L’attouchement est celui de tous nos sens que l’on estime le moins trompeur et le plus assuré ; de sorte que si je vous montre que l’attouchement même nous fait concevoir plusieurs idées qui ne ressemblent en aucune façon aux objets qui les produisent, je ne pense pas que vous deviez trouver étrange si je dis que la vue peut faire le semblable. Or il n’y a personne qui ne sache que les idées du chatouillement et de la douleur qui se forment en notre pensée à l’occasion des corps de dehors qui nous touchent, n’ont aucune ressemblance avec eux. On passe doucement une plume sur les lèvres d’un enfant qui s’endort, et il sent qu’on le chatouille : pensez-vous que l’idée du chatouillement qu’il conçoit ressemble à quelque chose de ce qui est en cette plume ? Un gendarme revient d’une mêlée ; pendant la chaleur du combat, il aurait pu être blessé sans s’en apercevoir, mais maintenant qu’il commence à se refroidir il sent de la douleur, il croit être blessé ; on appelle un chirurgien, on ôte ses armes, on le visite, et on trouve enfin que ce qu’il sentait n’était autre chose qu’une boucle ou une courroie qui, s’étant engagée sous ses armes, le pressait et l’incommodait. Si son attouchement, en lui faisant sentir cette courroie, en eût imprimé l’image en sa pensée, il n’aurait pas eu besoin d’un chirurgien pour l’avertir de ce qu’il sentait.

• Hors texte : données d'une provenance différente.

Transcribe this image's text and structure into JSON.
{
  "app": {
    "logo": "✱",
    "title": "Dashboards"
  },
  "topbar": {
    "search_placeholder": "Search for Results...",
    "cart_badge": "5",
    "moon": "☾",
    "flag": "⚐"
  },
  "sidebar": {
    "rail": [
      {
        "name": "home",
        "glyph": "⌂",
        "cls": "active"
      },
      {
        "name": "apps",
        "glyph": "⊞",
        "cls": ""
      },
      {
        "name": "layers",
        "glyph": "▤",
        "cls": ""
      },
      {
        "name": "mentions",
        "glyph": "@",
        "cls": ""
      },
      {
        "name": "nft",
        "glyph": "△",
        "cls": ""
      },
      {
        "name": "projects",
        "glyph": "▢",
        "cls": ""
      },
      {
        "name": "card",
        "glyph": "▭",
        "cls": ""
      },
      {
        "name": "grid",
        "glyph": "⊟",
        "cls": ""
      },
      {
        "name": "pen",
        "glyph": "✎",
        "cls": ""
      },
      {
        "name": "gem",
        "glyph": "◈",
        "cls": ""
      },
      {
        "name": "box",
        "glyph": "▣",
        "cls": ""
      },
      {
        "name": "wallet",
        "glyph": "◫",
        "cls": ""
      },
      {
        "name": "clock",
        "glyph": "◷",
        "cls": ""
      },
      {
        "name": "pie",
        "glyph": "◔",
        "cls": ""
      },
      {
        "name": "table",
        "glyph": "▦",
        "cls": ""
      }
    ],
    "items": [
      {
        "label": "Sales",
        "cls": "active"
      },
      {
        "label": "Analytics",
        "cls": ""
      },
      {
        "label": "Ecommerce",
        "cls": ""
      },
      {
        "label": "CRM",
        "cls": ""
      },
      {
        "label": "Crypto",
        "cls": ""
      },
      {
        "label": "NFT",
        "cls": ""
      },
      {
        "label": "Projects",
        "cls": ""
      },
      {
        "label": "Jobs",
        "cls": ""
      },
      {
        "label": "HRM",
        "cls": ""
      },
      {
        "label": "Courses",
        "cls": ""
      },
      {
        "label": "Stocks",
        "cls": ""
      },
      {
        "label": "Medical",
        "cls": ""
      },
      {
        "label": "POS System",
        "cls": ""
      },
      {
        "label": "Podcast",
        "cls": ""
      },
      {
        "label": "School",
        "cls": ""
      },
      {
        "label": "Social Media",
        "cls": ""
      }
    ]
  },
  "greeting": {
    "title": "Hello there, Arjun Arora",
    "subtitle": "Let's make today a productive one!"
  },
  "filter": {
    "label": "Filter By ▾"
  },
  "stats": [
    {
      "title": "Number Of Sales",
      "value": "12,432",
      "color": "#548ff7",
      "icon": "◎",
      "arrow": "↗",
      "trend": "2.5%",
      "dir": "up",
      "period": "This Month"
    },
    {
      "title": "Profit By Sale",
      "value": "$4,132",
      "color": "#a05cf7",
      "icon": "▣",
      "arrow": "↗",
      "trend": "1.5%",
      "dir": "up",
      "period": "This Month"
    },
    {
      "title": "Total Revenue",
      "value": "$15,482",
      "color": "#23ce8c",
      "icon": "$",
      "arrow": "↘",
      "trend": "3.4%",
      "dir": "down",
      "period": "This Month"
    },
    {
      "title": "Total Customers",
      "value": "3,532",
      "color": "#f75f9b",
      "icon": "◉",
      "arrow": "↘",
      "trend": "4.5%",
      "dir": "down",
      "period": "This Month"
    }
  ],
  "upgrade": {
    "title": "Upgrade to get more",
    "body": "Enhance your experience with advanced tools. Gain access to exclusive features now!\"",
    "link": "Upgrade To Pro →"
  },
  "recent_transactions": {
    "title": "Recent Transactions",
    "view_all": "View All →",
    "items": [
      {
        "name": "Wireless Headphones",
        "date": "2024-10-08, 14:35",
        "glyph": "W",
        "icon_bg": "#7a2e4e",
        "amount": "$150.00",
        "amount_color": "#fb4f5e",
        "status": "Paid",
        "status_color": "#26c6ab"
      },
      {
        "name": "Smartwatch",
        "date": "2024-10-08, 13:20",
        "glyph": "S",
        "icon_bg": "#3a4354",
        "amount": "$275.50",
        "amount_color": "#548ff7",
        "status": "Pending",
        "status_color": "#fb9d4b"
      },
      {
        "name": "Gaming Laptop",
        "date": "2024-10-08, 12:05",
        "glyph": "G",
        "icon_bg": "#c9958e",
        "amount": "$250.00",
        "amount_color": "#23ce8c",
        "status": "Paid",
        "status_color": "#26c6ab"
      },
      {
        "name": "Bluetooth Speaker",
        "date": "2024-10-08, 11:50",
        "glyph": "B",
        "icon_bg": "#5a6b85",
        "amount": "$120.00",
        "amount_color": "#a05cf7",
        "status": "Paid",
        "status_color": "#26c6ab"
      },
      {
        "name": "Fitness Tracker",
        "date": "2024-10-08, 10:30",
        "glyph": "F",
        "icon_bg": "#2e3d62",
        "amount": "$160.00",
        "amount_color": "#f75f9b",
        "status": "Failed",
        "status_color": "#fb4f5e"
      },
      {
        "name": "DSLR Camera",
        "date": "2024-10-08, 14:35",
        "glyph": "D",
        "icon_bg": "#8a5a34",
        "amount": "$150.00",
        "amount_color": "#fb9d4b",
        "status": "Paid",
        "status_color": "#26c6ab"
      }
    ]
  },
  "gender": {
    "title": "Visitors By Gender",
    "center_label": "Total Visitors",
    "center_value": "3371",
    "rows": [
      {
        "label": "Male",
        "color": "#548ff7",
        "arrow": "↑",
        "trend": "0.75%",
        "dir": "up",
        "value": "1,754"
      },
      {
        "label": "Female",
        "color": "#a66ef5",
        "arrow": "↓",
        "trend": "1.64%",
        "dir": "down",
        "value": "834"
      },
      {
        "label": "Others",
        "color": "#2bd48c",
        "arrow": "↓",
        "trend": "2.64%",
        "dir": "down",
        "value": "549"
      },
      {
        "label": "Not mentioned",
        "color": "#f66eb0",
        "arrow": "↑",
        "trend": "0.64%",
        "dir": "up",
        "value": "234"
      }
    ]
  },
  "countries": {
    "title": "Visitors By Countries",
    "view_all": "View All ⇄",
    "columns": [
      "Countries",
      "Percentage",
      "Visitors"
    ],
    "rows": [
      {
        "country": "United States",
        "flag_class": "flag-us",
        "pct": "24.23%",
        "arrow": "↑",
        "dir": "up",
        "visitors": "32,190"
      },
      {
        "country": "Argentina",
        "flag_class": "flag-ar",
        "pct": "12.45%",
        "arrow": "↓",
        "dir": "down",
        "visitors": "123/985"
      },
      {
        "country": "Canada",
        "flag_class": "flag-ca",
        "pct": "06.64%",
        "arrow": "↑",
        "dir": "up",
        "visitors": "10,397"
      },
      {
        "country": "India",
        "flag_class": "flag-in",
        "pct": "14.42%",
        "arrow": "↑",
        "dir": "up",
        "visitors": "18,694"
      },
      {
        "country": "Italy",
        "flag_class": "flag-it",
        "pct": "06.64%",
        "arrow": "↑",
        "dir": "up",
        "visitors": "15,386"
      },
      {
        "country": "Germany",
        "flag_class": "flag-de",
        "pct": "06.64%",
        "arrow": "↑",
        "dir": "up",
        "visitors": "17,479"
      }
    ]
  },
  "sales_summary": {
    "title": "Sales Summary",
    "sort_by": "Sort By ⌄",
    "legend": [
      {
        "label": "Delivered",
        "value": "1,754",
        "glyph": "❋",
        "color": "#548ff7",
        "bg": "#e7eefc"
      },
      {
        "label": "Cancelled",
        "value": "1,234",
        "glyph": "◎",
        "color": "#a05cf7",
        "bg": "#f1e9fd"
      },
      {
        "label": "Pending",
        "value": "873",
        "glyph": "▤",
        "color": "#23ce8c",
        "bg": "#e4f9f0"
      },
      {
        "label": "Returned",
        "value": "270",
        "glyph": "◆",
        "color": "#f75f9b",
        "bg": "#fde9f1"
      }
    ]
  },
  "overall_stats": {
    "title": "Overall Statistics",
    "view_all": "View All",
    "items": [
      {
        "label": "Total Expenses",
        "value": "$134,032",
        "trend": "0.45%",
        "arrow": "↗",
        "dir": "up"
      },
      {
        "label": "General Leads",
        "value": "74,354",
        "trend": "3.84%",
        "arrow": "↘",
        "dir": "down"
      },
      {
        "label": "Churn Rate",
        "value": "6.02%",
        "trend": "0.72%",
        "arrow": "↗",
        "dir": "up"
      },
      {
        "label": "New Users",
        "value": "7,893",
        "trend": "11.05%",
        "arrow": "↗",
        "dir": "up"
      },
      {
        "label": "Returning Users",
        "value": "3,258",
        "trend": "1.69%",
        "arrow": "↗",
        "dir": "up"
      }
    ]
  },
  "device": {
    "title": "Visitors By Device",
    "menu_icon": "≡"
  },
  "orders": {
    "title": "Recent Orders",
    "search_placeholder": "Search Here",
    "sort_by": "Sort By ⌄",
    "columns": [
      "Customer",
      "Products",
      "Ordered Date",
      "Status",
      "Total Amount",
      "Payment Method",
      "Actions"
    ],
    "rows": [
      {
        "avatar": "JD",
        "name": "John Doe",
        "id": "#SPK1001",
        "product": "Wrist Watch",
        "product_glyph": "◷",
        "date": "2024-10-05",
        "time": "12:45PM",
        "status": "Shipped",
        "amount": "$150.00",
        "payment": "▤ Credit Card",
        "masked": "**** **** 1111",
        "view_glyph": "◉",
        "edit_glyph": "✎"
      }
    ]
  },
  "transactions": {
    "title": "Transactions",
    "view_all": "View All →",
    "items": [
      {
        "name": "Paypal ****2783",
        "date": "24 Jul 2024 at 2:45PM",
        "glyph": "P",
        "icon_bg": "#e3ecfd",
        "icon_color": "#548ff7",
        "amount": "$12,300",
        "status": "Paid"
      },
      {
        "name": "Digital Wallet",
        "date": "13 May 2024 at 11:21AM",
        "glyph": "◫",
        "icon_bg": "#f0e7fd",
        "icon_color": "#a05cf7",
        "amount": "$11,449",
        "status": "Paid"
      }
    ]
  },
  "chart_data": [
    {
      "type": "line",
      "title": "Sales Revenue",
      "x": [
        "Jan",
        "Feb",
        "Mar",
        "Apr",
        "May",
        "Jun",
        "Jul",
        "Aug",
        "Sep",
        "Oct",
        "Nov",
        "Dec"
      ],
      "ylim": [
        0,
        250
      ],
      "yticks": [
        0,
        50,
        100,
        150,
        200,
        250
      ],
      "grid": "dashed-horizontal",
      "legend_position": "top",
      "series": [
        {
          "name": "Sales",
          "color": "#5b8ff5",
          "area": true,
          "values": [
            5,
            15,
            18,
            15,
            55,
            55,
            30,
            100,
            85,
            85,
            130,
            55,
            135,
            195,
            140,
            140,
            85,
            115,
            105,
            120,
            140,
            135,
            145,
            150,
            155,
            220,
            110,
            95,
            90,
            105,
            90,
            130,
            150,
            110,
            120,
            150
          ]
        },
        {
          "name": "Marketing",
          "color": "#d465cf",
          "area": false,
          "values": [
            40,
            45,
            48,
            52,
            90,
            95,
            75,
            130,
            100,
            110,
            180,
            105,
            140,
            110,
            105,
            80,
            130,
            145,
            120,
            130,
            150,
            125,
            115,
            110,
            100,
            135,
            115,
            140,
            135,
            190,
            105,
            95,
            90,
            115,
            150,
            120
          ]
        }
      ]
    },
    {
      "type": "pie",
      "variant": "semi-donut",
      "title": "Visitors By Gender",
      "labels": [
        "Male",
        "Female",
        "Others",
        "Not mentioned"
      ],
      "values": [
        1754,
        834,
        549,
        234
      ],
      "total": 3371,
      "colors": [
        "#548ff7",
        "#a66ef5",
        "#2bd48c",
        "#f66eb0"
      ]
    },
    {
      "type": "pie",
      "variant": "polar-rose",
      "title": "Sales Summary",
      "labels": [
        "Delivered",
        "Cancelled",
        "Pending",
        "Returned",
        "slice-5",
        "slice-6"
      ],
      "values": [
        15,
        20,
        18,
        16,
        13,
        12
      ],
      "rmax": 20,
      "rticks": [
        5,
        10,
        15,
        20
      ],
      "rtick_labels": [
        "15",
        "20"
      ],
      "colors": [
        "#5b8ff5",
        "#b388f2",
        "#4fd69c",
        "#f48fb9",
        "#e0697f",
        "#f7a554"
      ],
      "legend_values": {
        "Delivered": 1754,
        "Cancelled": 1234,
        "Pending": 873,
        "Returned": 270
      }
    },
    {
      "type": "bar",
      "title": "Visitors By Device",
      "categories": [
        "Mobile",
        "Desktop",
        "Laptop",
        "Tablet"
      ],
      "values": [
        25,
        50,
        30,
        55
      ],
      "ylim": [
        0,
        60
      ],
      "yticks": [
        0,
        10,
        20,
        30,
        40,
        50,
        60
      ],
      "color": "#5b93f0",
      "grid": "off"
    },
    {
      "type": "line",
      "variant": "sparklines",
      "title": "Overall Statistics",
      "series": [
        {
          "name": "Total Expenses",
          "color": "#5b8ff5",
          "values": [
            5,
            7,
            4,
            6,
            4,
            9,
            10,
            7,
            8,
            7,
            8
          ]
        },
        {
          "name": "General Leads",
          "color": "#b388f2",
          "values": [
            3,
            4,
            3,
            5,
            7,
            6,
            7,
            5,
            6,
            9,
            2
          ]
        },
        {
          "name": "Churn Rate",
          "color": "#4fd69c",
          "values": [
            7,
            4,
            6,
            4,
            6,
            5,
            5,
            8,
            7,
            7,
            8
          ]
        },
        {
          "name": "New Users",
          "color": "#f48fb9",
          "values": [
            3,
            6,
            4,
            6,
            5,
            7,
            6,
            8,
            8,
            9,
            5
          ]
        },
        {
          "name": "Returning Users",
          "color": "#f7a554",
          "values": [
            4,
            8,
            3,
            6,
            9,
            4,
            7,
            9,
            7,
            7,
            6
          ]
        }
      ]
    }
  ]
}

Or je ne vois point de raison qui nous oblige à croire que ce qui est dans les objets d’où nous vient le sentiment de la lumière, soit plus semblable à ce sentiment que les actions d’une plume et d’une courroie le sont au chatouillement et à la douleur ; et toutefois je n’ai point apporté ces exemples pour vous faire croire absolument que cette lumière est autre dans les objets que dans nos yeux, mais seulement afin que vous en doutiez, et que, vous gardant d’être préoccupé du contraire, vous puissiez maintenant mieux examiner avec moi ce qui en est.
Chapitre II
EN QUOI CONSISTE LA LUMIÈRE ET LA CHALEUR DU FEU.
Je ne connais au monde que deux sortes de : corps ; dans lesquels la lumière se trouve, à savoir les astres, et la flamme ou le feu ; et parce que les astres sont sans doute plus éloignés de la connaissance des hommes que n’est le feu ou la flamme, je tâcherai premièrement d’expliquer ce que je remarque touchant la flamme.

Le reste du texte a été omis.